下坐行とは、その人の真の値打ち以下のところで働きながら、しかもそれを不平としないばかりか、これを自己を識り自分を鍛える絶好の機会と考えるような生活態度を言う

苦労したために、表面的なお目出たさや甘さがなくなると共に、そこに柔らかな思いやりのある人柄になる人と、反対に苦労したことによって、人間がえぐくなって、他人に対する思いやりがなくなる人がいる。この相違は、その人が自己を反省するか否かによる

・坐禅を組んでいる間は、高僧も凡僧も格別の差はないが、ひとたび坐禅をやめたとき、凡僧は「アア」とあくびをして、坐禅はもう済んだものと思う。

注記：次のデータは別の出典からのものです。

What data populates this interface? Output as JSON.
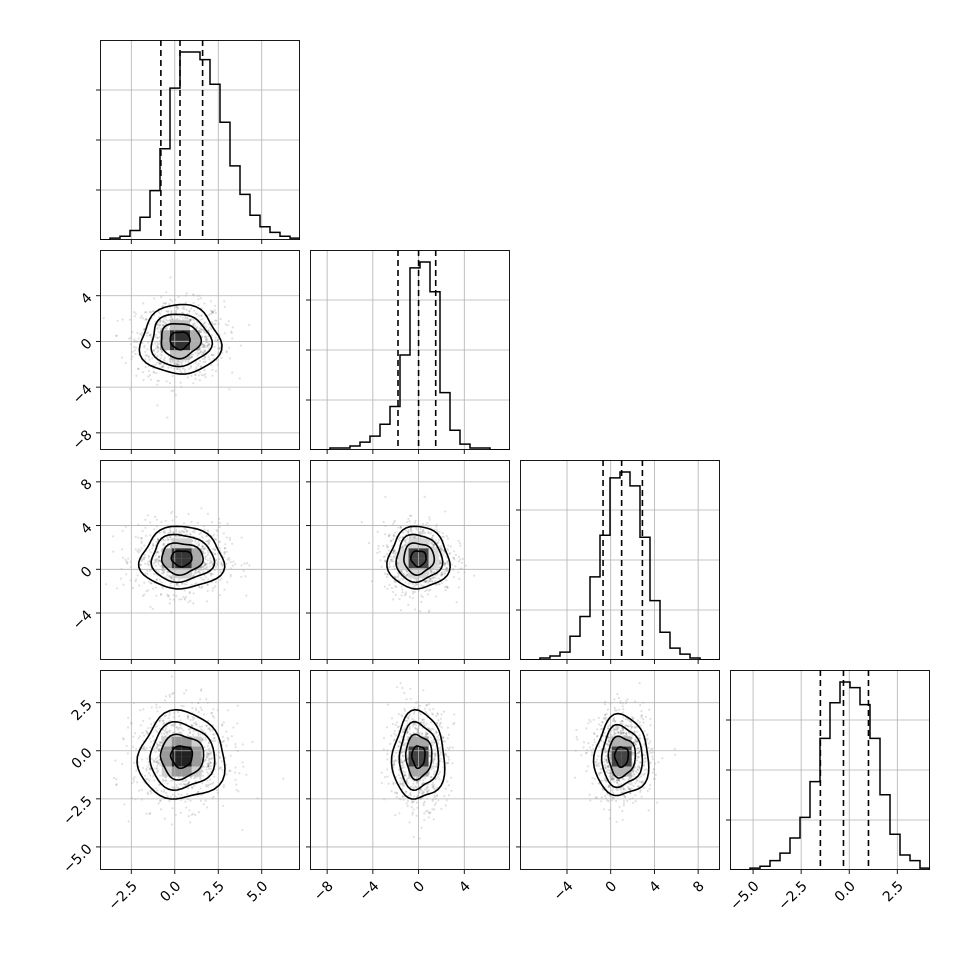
{
  "chart_data": {
    "type": "corner",
    "n_params": 4,
    "axis_ranges": [
      [
        -4.3,
        7.2
      ],
      [
        -9.5,
        8.0
      ],
      [
        -8.3,
        10.0
      ],
      [
        -6.2,
        4.2
      ]
    ],
    "ticks": [
      [
        -2.5,
        0.0,
        2.5,
        5.0
      ],
      [
        -8,
        -4,
        0,
        4
      ],
      [
        -4,
        0,
        4,
        8
      ],
      [
        -5.0,
        -2.5,
        0.0,
        2.5
      ]
    ],
    "tick_labels": [
      [
        "−2.5",
        "0.0",
        "2.5",
        "5.0"
      ],
      [
        "−8",
        "−4",
        "0",
        "4"
      ],
      [
        "−4",
        "0",
        "4",
        "8"
      ],
      [
        "−5.0",
        "−2.5",
        "0.0",
        "2.5"
      ]
    ],
    "grid": true,
    "histograms": [
      {
        "param": 0,
        "edges_start": -4.3,
        "bin_width": 0.575,
        "counts": [
          0,
          1,
          2,
          5,
          12,
          26,
          48,
          80,
          99,
          99,
          95,
          82,
          62,
          39,
          24,
          13,
          7,
          4,
          2,
          1
        ],
        "quantiles": [
          -0.8,
          0.3,
          1.6
        ]
      },
      {
        "param": 1,
        "edges_start": -9.5,
        "bin_width": 0.875,
        "counts": [
          0,
          0,
          1,
          1,
          2,
          4,
          7,
          13,
          22,
          48,
          92,
          95,
          80,
          29,
          10,
          3,
          1,
          1,
          0,
          0
        ],
        "quantiles": [
          -1.8,
          0.0,
          1.5
        ]
      },
      {
        "param": 2,
        "edges_start": -8.3,
        "bin_width": 0.915,
        "counts": [
          0,
          0,
          1,
          2,
          4,
          12,
          22,
          42,
          63,
          92,
          95,
          88,
          62,
          30,
          14,
          6,
          3,
          1,
          0,
          0
        ],
        "quantiles": [
          -0.7,
          1.0,
          2.9
        ]
      },
      {
        "param": 3,
        "edges_start": -6.2,
        "bin_width": 0.52,
        "counts": [
          0,
          0,
          1,
          2,
          5,
          9,
          17,
          28,
          47,
          70,
          89,
          100,
          97,
          88,
          70,
          40,
          19,
          8,
          5,
          1
        ],
        "quantiles": [
          -1.5,
          -0.3,
          1.0
        ]
      }
    ],
    "pairs": [
      {
        "x_param": 0,
        "y_param": 1,
        "center": [
          0.3,
          0.1
        ],
        "sigma": [
          1.2,
          1.6
        ],
        "levels": [
          0.5,
          1.0,
          1.5,
          2.0
        ]
      },
      {
        "x_param": 0,
        "y_param": 2,
        "center": [
          0.4,
          1.0
        ],
        "sigma": [
          1.25,
          1.5
        ],
        "levels": [
          0.5,
          1.0,
          1.5,
          2.0
        ]
      },
      {
        "x_param": 1,
        "y_param": 2,
        "center": [
          0.0,
          1.0
        ],
        "sigma": [
          1.4,
          1.5
        ],
        "levels": [
          0.5,
          1.0,
          1.5,
          2.0
        ]
      },
      {
        "x_param": 0,
        "y_param": 3,
        "center": [
          0.4,
          -0.3
        ],
        "sigma": [
          1.3,
          1.2
        ],
        "levels": [
          0.5,
          1.0,
          1.5,
          2.0
        ]
      },
      {
        "x_param": 1,
        "y_param": 3,
        "center": [
          0.0,
          -0.3
        ],
        "sigma": [
          1.2,
          1.2
        ],
        "levels": [
          0.5,
          1.0,
          1.5,
          2.0
        ]
      },
      {
        "x_param": 2,
        "y_param": 3,
        "center": [
          1.0,
          -0.3
        ],
        "sigma": [
          1.3,
          1.1
        ],
        "levels": [
          0.5,
          1.0,
          1.5,
          2.0
        ]
      }
    ]
  }
}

ところが、高僧は坐を解いても、一層心を引き締める。そこに人間の優劣の岐れ目がある

・「アアこれでもすむ」という程度の生温い生き方は、いわば努力の最低限の標準で、物事を処理していること。真面目とは、常に自己の力のありったけを出して、もうひと伸し、もうひと伸しと努力を積み上げていく「百二十点主義」に立つこと



「教師の教師」である森信三さんの話には、一本筋がピーンと通った緊張感のようなものがあります。

その緊張感こそ、教育者が持っていないといけないものかもしれません。それらが随所に感じられる書でした。